@shivalgo yup, and you can also copy between devices with cudaMemcpyDeviceToDevice if you have a multi-gpu setup: https://docs.nvidia.com/cuda/cuda-runtime-api/group__CUDART__MEMORY.html#group__CUDART__MEMORY_1gc263dbe6574220cc776b45438fc351e8
since m1 processors don't have this memory separation, would you need to write different openCL code for them that doesn't use memcpy (or openCL's version of memcpy)?
Is the cudaMemcpy(), the underlying function that the PyTorch runtime calls when you want to send a tensor object to the GPU. (e.g)
device = torch.device("cuda:0") arr = torch.tensor([1,2,3]) arr.to(device)
Does arr.to(device) just call cudaMemcpy()?
cudaMemcpy reminds me of a message call in the messaging model due to the fact that it is used to share data across separate memory spaces.
Are there alternative models to this kind of memory/comms scheme?
@ardenma I don't think that's used for copying between devices in a multi-GPU setup, it's more for copying data from a location in device memory to another location in device memory on the same device.
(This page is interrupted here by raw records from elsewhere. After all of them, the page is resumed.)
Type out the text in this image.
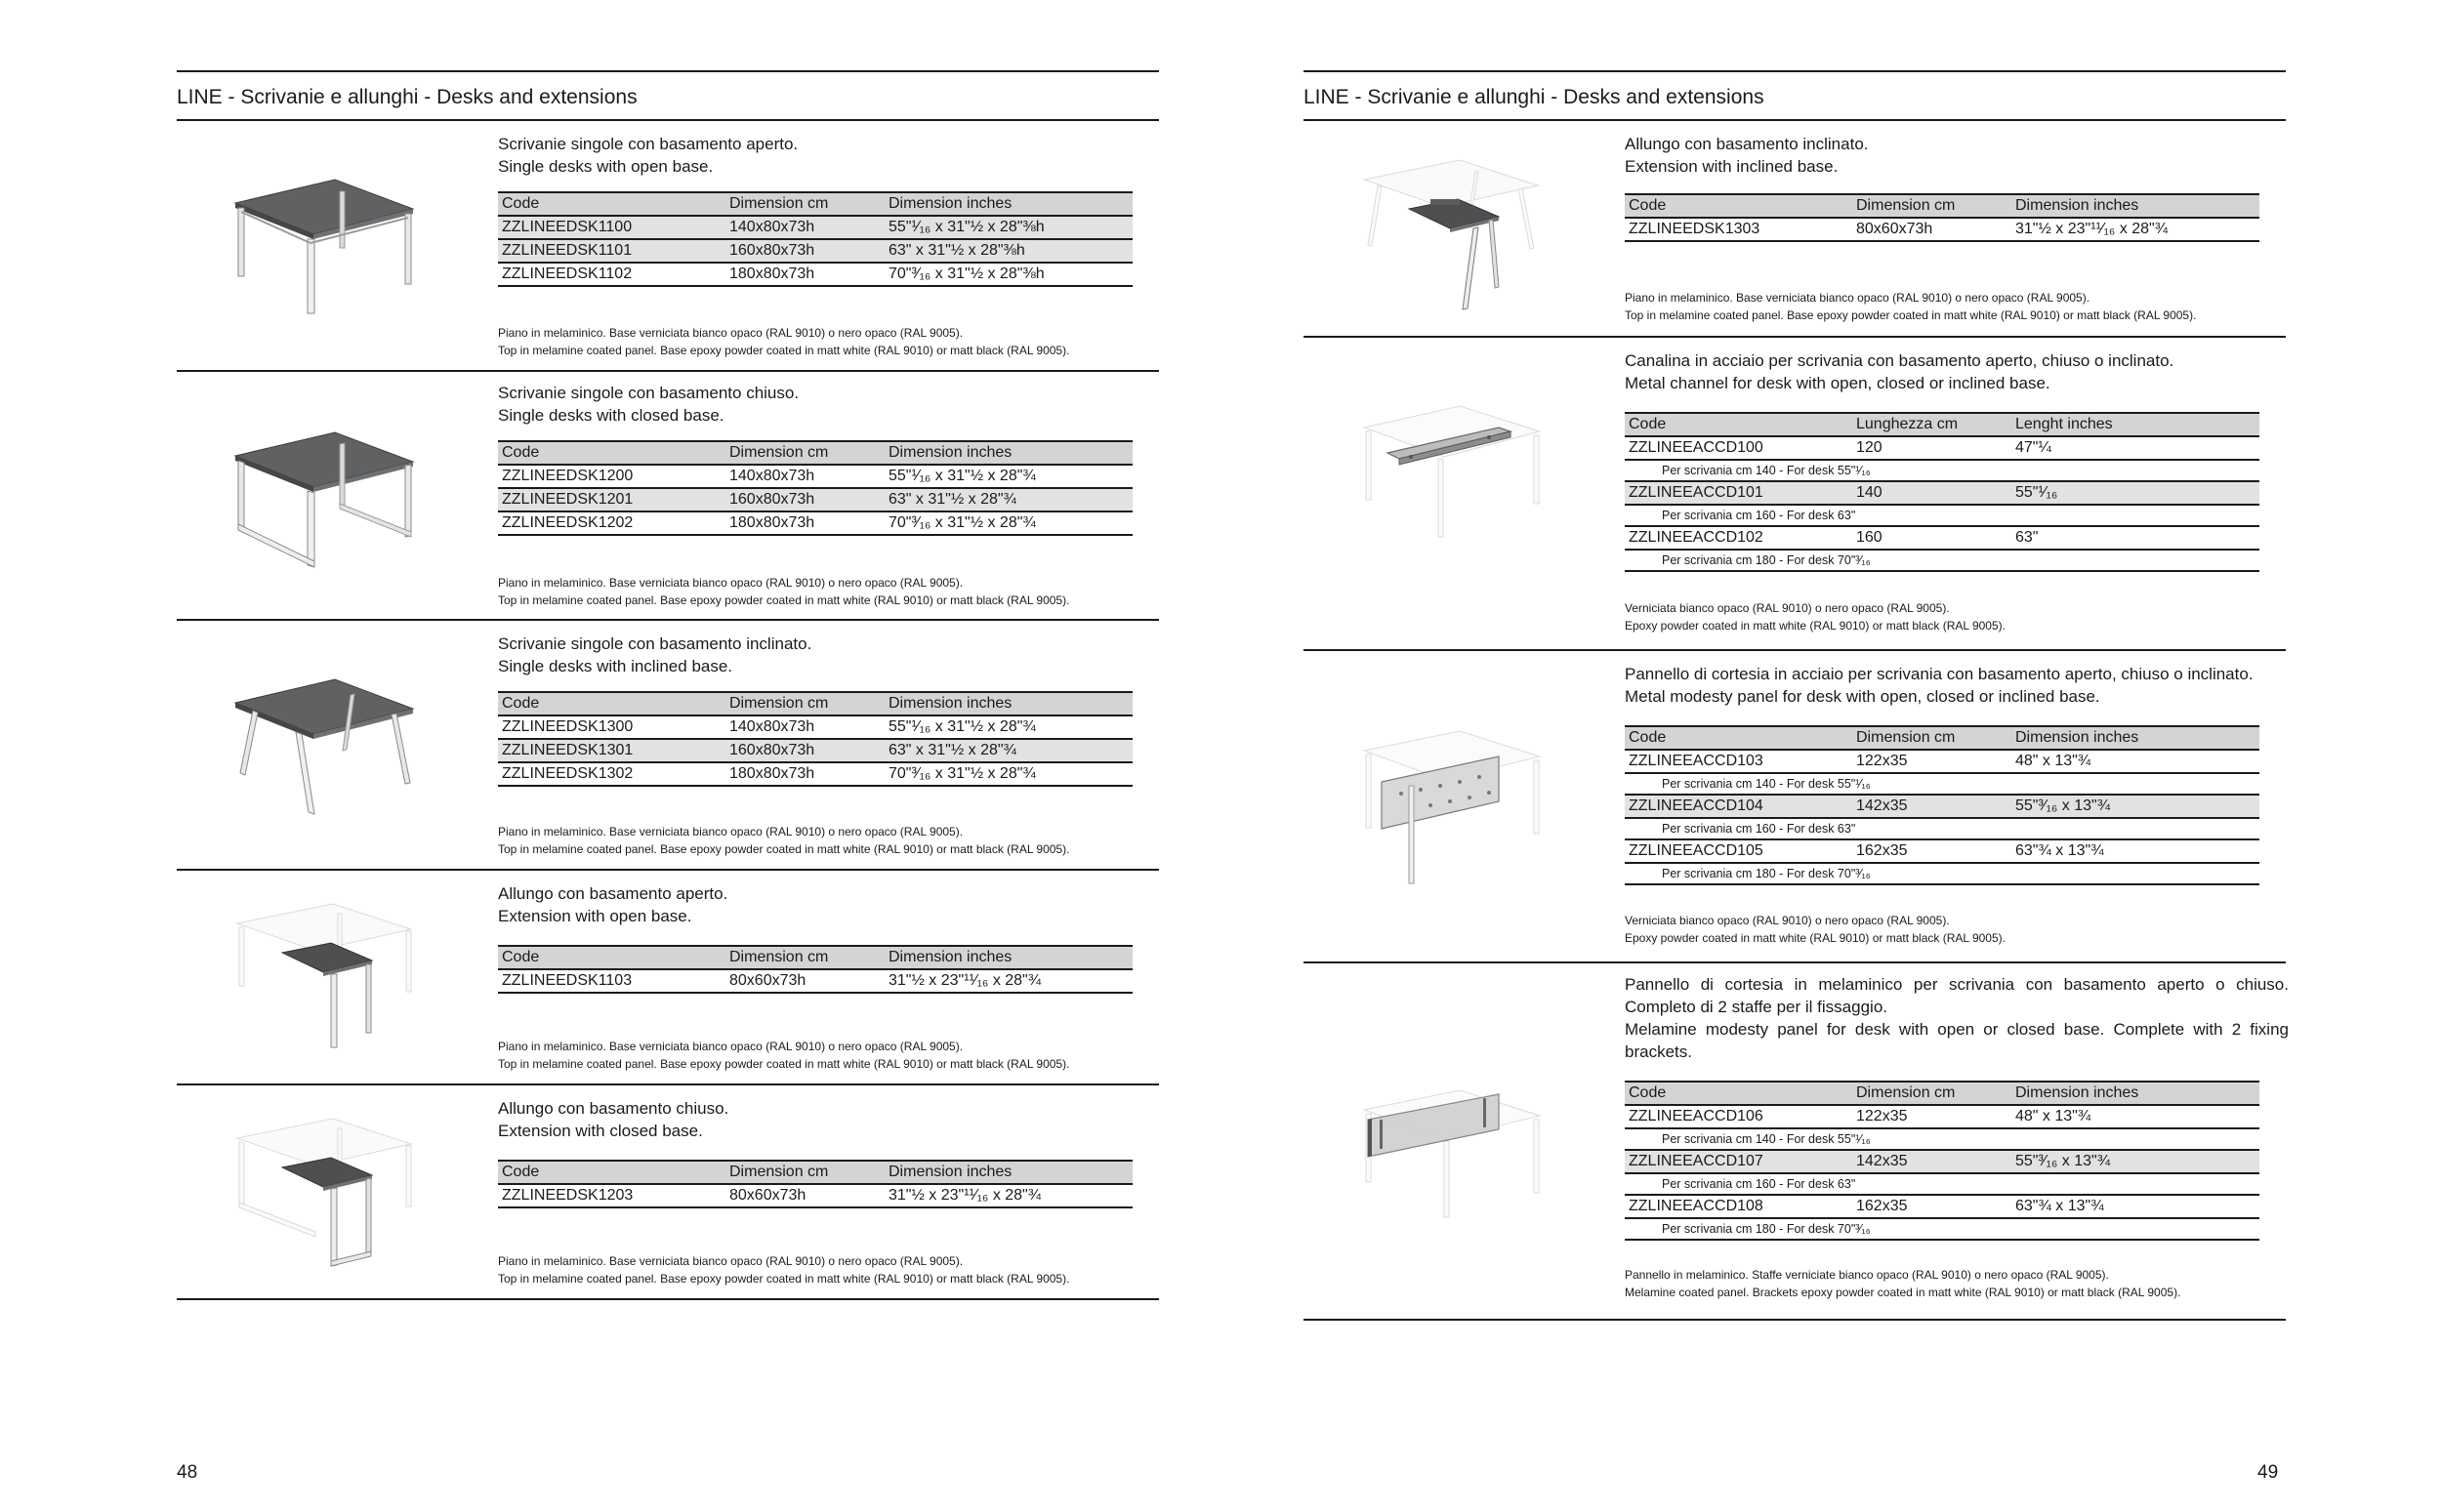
LINE - Scrivanie e allunghi - Desks and extensions

Scrivanie singole con basamento aperto.

Single desks with open base.

Code	Dimension cm	Dimension inches
ZZLINEEDSK1100	140x80x73h	55"¹⁄₁₆ x 31"½ x 28"⅜h
ZZLINEEDSK1101	160x80x73h	63" x 31"½ x 28"⅜h
ZZLINEEDSK1102	180x80x73h	70"³⁄₁₆ x 31"½ x 28"⅜h

Piano in melaminico. Base verniciata bianco opaco (RAL 9010) o nero opaco (RAL 9005).

Top in melamine coated panel. Base epoxy powder coated in matt white (RAL 9010) or matt black (RAL 9005).

Scrivanie singole con basamento chiuso.

Single desks with closed base.

Code	Dimension cm	Dimension inches
ZZLINEEDSK1200	140x80x73h	55"¹⁄₁₆ x 31"½ x 28"¾
ZZLINEEDSK1201	160x80x73h	63" x 31"½ x 28"¾
ZZLINEEDSK1202	180x80x73h	70"³⁄₁₆ x 31"½ x 28"¾

Piano in melaminico. Base verniciata bianco opaco (RAL 9010) o nero opaco (RAL 9005).

Top in melamine coated panel. Base epoxy powder coated in matt white (RAL 9010) or matt black (RAL 9005).

Scrivanie singole con basamento inclinato.

Single desks with inclined base.

Code	Dimension cm	Dimension inches
ZZLINEEDSK1300	140x80x73h	55"¹⁄₁₆ x 31"½ x 28"¾
ZZLINEEDSK1301	160x80x73h	63" x 31"½ x 28"¾
ZZLINEEDSK1302	180x80x73h	70"³⁄₁₆ x 31"½ x 28"¾

Piano in melaminico. Base verniciata bianco opaco (RAL 9010) o nero opaco (RAL 9005).

Top in melamine coated panel. Base epoxy powder coated in matt white (RAL 9010) or matt black (RAL 9005).

Allungo con basamento aperto.

Extension with open base.

Code	Dimension cm	Dimension inches
ZZLINEEDSK1103	80x60x73h	31"½ x 23"¹¹⁄₁₆ x 28"¾

Piano in melaminico. Base verniciata bianco opaco (RAL 9010) o nero opaco (RAL 9005).

Top in melamine coated panel. Base epoxy powder coated in matt white (RAL 9010) or matt black (RAL 9005).

Allungo con basamento chiuso.

Extension with closed base.

Code	Dimension cm	Dimension inches
ZZLINEEDSK1203	80x60x73h	31"½ x 23"¹¹⁄₁₆ x 28"¾

Piano in melaminico. Base verniciata bianco opaco (RAL 9010) o nero opaco (RAL 9005).

Top in melamine coated panel. Base epoxy powder coated in matt white (RAL 9010) or matt black (RAL 9005).

48
LINE - Scrivanie e allunghi - Desks and extensions

Allungo con basamento inclinato.

Extension with inclined base.

Code	Dimension cm	Dimension inches
ZZLINEEDSK1303	80x60x73h	31"½ x 23"¹¹⁄₁₆ x 28"¾

Piano in melaminico. Base verniciata bianco opaco (RAL 9010) o nero opaco (RAL 9005).

Top in melamine coated panel. Base epoxy powder coated in matt white (RAL 9010) or matt black (RAL 9005).

Canalina in acciaio per scrivania con basamento aperto, chiuso o inclinato.

Metal channel for desk with open, closed or inclined base.

Code	Lunghezza cm	Lenght inches
ZZLINEEACCD100	120	47"¼
Per scrivania cm 140 - For desk 55"¹⁄₁₆		
ZZLINEEACCD101	140	55"¹⁄₁₆
Per scrivania cm 160 - For desk 63"		
ZZLINEEACCD102	160	63"
Per scrivania cm 180 - For desk 70"³⁄₁₆		

Verniciata bianco opaco (RAL 9010) o nero opaco (RAL 9005).

Epoxy powder coated in matt white (RAL 9010) or matt black (RAL 9005).

Pannello di cortesia in acciaio per scrivania con basamento aperto, chiuso o inclinato.

Metal modesty panel for desk with open, closed or inclined base.

Code	Dimension cm	Dimension inches
ZZLINEEACCD103	122x35	48" x 13"¾
Per scrivania cm 140 - For desk 55"¹⁄₁₆		
ZZLINEEACCD104	142x35	55"³⁄₁₆ x 13"¾
Per scrivania cm 160 - For desk 63"		
ZZLINEEACCD105	162x35	63"¾ x 13"¾
Per scrivania cm 180 - For desk 70"³⁄₁₆		

Verniciata bianco opaco (RAL 9010) o nero opaco (RAL 9005).

Epoxy powder coated in matt white (RAL 9010) or matt black (RAL 9005).

Pannello di cortesia in melaminico per scrivania con basamento aperto o chiuso. Completo di 2 staffe per il fissaggio.

Melamine modesty panel for desk with open or closed base. Complete with 2 fixing brackets.

Code	Dimension cm	Dimension inches
ZZLINEEACCD106	122x35	48" x 13"¾
Per scrivania cm 140 - For desk 55"¹⁄₁₆		
ZZLINEEACCD107	142x35	55"³⁄₁₆ x 13"¾
Per scrivania cm 160 - For desk 63"		
ZZLINEEACCD108	162x35	63"¾ x 13"¾
Per scrivania cm 180 - For desk 70"³⁄₁₆		

Pannello in melaminico. Staffe verniciate bianco opaco (RAL 9010) o nero opaco (RAL 9005).

Melamine coated panel. Brackets epoxy powder coated in matt white (RAL 9010) or matt black (RAL 9005).

49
For multi-GPU setups, what you're looking for is probably cudaMemcpyPeer/cudaMemcpyPeerAsync where you could pass in the source and destination device IDs as in the IDs corresponding to two GPUs in the same system. This essentially performs a copy between two devices. You can find more about this in this link https://www.nvidia.com/docs/IO/116711/sc11-multi-gpu.pdf slides 19-20
@rubensl oops yes you're totally right, I just looked at the naming and assumed it was for multi-gpu transfers. Kind of a weird way to name things...
Please log in to leave a comment.
So, looks like cudaMemcpy could be used bidirectionally by specifying either the cudaMemcpyHostToDevice or (I am guessing) the reverse of it - cudaMemcpyDeviceToHost - flag?